O esforço valeu a pena. Em 2017, a norte-americana lançou a graphic novel Minha coisa favorita é monstro, que chegou às lojas brasileiras no dia 11 de março deste ano pelo selo Quadrinhos na Cia. A HQ levou cinco anos para ficar pronta. Embora seja uma obra ficcional, traz elementos da biografia da autora, que se inspirou na própria infância e nas experiências de familiares e amigos. A história gira em torno de Karen, uma garota de 10 anos que tem a forma de “lobismoça” e é frequentemente atacada por sua aparência. Enquanto aprende a lidar com as agressões dos colegas da escola, ela tenta desvendar o assassinato de sua vizinha de cima, uma sobrevivente do Holocausto, narrando tudo em seu diário. O cenário é a agitada Chicago dos anos 60, marcada por conflitos políticos e manifestações pelos direitos civis.
A graphic novel é "um tipo de monstro”, como disse um dos editores para quem Emil apresentou o trabalho. E ela concorda. São 416 páginas impressas como se fossem folhas de caderno, todas desenhadas com caneta esferográfica. “Quando eu era criança, era tudo o que eu tinha para desenhar. Meus pais não tinham muito dinheiro”, conta a quadrinista, que não tem ideia de quantas canetas usou para finalizar o livro, mas calcula algo na casa dos milhares. Com tantas peculiaridades, o livro foi recusado por 48 editoras até ser lançado, em 2017, pela Fantagraphics Books.
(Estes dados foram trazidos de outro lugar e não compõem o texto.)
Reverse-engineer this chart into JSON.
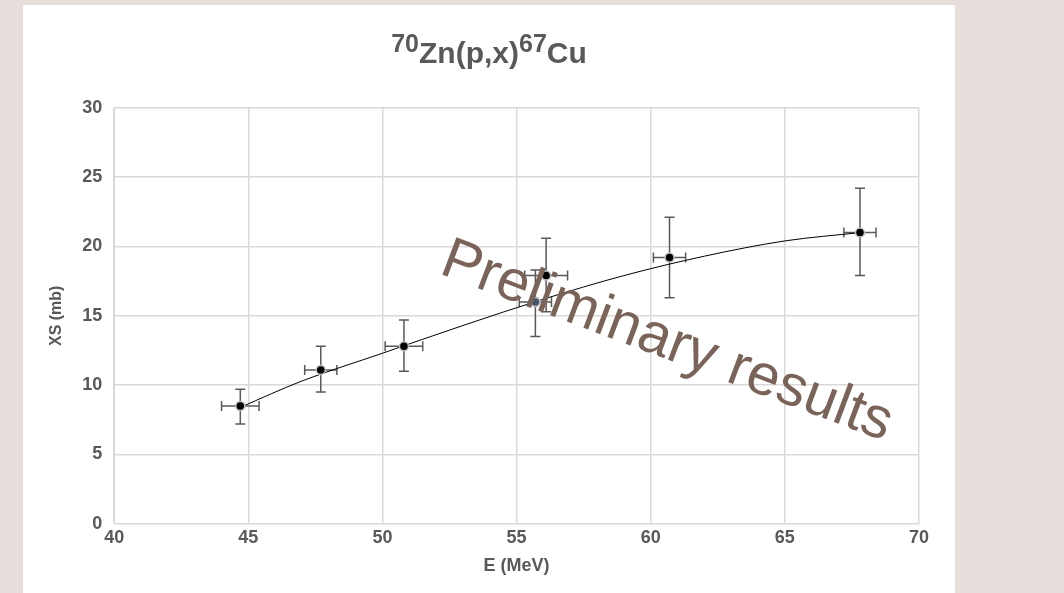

A espera valeu a pena: a quadrinista foi a mais premiada em 2018, levando as principais categorias (melhor álbum, melhor roteirista/desenhista e melhor colorista) do prêmio Eisner, nos Estados Unidos, e o Fauve d’Or, prêmio do Festival de Angoulême, na França.
Em entrevista por telefone, Emil Ferris contou à Tpm sobre sua afinidade com os monstros, a forma que encontrou para lidar com a febre do Nilo Ocidental e o processo de criação de Minha coisa favorita é monstro.
De onde veio sua paixão por monstros? Meu avô tinha uma loja em que vendia peles, eu passava muito tempo lá. Talvez aqueles animais mortos tenham sido meus primeiros monstros. Eu também passava temporadas no México, de onde minha mãe veio, e lá existem muitas tradições ligadas à morte. Via esqueletos e criaturas que são essencialmente monstros. Quando era criança, também costumava ficar acordada para ver os creepy shows que passavam tarde da noite na televisão. Foi assim que conheci Drácula, entre outros filmes de terror. Aquilo mudou minha vida.
Quais artistas dos quadrinhos são referência para você? Chris Ware [autor de Jimmy Corrigan - O Menino Mais Esperto do Mundo], Art Spiegelman [Maus] e Lynda Barry [What it is, sem tradução no Brasil] – eu amo muito ela, leio quase toda semana.
A narrativa de Minha coisa favorita é monstro parece um fluxo de consciência, algo caótico. Você escreveu o roteiro todo antes de começar a desenhar? Eu nunca escrevi um roteiro, queria deixar “a porta aberta”. O desenho me diz mais coisas do que o texto. Eu faço um desenho e isso traz informação sobre o personagem e sobre a história.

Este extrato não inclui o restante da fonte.